There was a long pause on the other end of the phone. “Who disappeared, Steve?”
“Aunt Shannon!”
“Aunt Shannon disappears from time to time. There’s nothing unusual about that.”
“She didn’t just take off, Uncle Edward. She really disappeared. She vanished. She was tr
ying that alchemy stuff, and she ended up going somewhere—I don’t know where.” Steve excitedly related the past few moments to Uncle Edward.
“That sounds odd,” Uncle Edward’s voice stiffened. He sniffed loudly into the receiver, and his voice turned cold. “I told her to quit monkeying with that junk.” His voice warmed. “Oh, Shannon. What have you done?”
“I’m stuck here with the car. Now that Aunt Shannon’s gone, I have no way of getting home with the car. Can you take a bus or a taxi down here to pick it up?”
“Oh heavens, no,” Uncle Edward exclaimed. “I don’t have a driver’s license. Shannon always does the driving.”
“She’s gone, Uncle Edward!” Steve nearly shrieked. “The same thing happened to her as to my mom.”
“I’m sure she’s fine. I hope she’s fine. Oh dear. Well, Hmm.” Uncle Edward sniffled. “You’d better drive it home. Oh dear. You do have the keys, don’t you?”
Steve scanned the coffee table beside where Aunt Shannon had been sitting. A glinting heap of metal sparkled on the floor under the reading lamp, next to the two research notebooks. “Yes, I do,” he admitted, “but I don’t have a driver’s license.”
“Drive carefully, then. Shannon loves that old heap.”
“I said I don’t have my driver’s license.”

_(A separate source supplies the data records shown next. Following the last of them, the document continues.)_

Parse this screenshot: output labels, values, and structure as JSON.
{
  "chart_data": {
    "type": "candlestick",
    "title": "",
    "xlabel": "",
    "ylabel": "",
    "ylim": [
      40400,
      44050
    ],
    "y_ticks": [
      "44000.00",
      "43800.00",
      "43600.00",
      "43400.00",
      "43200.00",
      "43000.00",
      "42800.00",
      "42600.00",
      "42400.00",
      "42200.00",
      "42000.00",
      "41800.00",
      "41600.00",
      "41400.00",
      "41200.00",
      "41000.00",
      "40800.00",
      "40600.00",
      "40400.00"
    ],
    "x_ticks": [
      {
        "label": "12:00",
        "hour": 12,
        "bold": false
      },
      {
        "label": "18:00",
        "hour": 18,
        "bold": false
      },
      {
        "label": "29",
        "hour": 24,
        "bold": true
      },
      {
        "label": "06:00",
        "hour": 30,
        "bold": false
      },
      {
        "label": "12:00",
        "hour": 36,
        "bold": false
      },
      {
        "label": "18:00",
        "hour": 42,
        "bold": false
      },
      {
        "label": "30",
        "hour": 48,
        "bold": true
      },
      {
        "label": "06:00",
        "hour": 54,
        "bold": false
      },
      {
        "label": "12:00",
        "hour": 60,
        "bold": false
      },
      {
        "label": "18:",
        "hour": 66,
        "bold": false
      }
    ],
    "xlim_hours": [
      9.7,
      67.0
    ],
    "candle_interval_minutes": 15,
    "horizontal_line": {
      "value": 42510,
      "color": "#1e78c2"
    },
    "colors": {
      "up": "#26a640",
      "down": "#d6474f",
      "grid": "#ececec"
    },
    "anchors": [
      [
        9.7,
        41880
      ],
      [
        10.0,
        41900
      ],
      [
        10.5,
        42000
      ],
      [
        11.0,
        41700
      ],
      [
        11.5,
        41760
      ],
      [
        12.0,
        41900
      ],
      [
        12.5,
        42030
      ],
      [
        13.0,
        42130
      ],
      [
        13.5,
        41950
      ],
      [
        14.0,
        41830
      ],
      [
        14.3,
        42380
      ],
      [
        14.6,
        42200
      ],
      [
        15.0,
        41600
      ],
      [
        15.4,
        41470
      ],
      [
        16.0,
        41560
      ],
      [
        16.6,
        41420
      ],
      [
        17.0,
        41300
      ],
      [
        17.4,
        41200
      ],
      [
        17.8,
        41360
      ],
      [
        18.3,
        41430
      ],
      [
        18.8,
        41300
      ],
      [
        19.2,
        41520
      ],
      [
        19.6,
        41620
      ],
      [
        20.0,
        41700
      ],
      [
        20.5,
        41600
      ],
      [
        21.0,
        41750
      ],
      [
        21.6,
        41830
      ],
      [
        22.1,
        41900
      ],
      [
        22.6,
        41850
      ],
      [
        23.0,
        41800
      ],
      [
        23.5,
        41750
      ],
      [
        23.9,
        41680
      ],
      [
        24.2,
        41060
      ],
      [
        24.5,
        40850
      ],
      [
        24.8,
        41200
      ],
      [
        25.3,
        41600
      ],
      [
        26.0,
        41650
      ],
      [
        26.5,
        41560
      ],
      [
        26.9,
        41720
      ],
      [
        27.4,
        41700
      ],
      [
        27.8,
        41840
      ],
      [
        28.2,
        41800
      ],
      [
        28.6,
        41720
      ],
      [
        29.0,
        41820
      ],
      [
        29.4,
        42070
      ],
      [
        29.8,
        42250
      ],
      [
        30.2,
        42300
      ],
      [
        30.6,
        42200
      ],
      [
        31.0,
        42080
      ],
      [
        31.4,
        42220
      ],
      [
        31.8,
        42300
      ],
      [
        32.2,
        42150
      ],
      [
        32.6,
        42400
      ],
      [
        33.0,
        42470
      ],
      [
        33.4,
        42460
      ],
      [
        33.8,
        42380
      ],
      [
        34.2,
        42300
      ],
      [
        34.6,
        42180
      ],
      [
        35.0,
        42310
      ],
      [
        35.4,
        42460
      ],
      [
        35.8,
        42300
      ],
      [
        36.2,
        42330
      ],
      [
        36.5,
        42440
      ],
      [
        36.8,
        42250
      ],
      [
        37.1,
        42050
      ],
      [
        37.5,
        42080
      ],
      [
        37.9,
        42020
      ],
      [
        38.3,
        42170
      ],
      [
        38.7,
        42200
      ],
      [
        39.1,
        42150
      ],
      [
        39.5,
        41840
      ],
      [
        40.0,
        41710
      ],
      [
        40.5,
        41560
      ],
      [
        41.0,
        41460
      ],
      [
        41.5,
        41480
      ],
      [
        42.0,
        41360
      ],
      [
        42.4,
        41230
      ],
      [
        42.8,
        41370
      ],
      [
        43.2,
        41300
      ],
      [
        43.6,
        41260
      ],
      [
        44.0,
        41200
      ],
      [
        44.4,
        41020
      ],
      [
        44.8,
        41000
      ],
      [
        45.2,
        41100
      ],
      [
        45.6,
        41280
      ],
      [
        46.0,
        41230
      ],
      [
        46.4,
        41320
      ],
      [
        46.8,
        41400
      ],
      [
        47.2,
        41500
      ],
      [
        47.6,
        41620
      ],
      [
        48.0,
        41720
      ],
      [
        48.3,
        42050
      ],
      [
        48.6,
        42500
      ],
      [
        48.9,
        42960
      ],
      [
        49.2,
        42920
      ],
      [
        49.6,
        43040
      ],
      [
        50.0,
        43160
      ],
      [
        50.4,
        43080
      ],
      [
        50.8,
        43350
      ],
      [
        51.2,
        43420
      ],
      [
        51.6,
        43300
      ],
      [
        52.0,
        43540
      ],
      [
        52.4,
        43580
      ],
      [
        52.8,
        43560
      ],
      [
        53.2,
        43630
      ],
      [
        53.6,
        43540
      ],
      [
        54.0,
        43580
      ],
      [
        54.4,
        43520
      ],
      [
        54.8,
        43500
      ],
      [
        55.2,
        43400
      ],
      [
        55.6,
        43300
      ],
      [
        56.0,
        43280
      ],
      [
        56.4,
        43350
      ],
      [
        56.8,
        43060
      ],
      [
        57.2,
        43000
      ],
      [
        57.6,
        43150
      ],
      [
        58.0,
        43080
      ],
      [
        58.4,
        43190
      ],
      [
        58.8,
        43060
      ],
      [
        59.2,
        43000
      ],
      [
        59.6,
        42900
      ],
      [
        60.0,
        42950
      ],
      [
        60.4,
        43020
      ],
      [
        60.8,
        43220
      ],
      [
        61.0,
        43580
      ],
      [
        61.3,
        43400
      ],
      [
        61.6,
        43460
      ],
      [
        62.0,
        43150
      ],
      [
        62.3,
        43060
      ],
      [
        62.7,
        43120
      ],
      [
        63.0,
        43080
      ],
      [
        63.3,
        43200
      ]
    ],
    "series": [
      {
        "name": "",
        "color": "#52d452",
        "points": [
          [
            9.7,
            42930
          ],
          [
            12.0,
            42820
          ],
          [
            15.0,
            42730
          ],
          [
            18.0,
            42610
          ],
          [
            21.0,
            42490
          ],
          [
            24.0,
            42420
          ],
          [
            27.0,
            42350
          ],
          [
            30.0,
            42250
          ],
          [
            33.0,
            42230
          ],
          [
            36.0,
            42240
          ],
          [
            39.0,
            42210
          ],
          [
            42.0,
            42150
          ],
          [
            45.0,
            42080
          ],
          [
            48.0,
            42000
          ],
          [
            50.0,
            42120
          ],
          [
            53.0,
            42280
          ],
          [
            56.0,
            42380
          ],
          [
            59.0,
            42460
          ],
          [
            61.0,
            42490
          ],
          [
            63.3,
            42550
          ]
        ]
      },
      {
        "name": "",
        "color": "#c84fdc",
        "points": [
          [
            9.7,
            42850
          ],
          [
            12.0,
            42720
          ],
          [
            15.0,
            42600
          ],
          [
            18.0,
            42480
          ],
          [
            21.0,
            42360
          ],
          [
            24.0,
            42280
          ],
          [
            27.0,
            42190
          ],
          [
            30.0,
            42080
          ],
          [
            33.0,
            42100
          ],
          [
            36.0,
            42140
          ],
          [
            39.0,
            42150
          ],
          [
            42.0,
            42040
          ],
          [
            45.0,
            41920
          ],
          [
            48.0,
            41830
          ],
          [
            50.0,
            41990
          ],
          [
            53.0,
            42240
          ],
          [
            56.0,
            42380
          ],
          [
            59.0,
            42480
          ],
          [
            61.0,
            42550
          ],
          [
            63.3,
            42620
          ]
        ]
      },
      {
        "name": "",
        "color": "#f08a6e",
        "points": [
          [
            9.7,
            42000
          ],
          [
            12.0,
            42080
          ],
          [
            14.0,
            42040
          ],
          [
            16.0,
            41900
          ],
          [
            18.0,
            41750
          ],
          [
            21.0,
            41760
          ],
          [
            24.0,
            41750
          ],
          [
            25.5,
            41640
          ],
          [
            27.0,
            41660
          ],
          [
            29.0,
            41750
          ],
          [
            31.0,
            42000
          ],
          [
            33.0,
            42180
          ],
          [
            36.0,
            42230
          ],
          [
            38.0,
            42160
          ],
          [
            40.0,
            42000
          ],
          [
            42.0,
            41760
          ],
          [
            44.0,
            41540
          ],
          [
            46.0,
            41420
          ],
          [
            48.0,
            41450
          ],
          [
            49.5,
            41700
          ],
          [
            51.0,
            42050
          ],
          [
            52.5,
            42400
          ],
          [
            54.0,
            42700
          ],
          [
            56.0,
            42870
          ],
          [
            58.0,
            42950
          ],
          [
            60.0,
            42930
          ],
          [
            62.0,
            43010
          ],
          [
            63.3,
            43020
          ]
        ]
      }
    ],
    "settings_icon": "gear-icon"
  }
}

“Oh dear, oh dear, oh dear. Steve, I can’t come to get you.” His voice raised in its intensity and pitch.
“Uncle Edward?” Steve asked after a few seconds of silence.
“Oh dear. Well then, you’d better drive.”
“What happens if I get caught?”
“Tell the officer you have an emergency,” Uncle Edward snapped. “Oh, Shannon,” he repeated mournfully, and began to sob as he slammed the phone down.
I could always take the bus, thought Steve.
No, wait. I left my money at Aunt Shannon’s house. No wallet, no money, no bus pass. No bus.
He walked towards the chair and scooped the car keys off of the floor. Then he took careful mental notes of the room and its arrangement in case he needed to recreate it all again. He collected the pictures that had whirled their way all around the room and shoved them back into Aunt Shannon’s purse. The two notebooks he stuffed into his backpack, on top of his socks and underwear.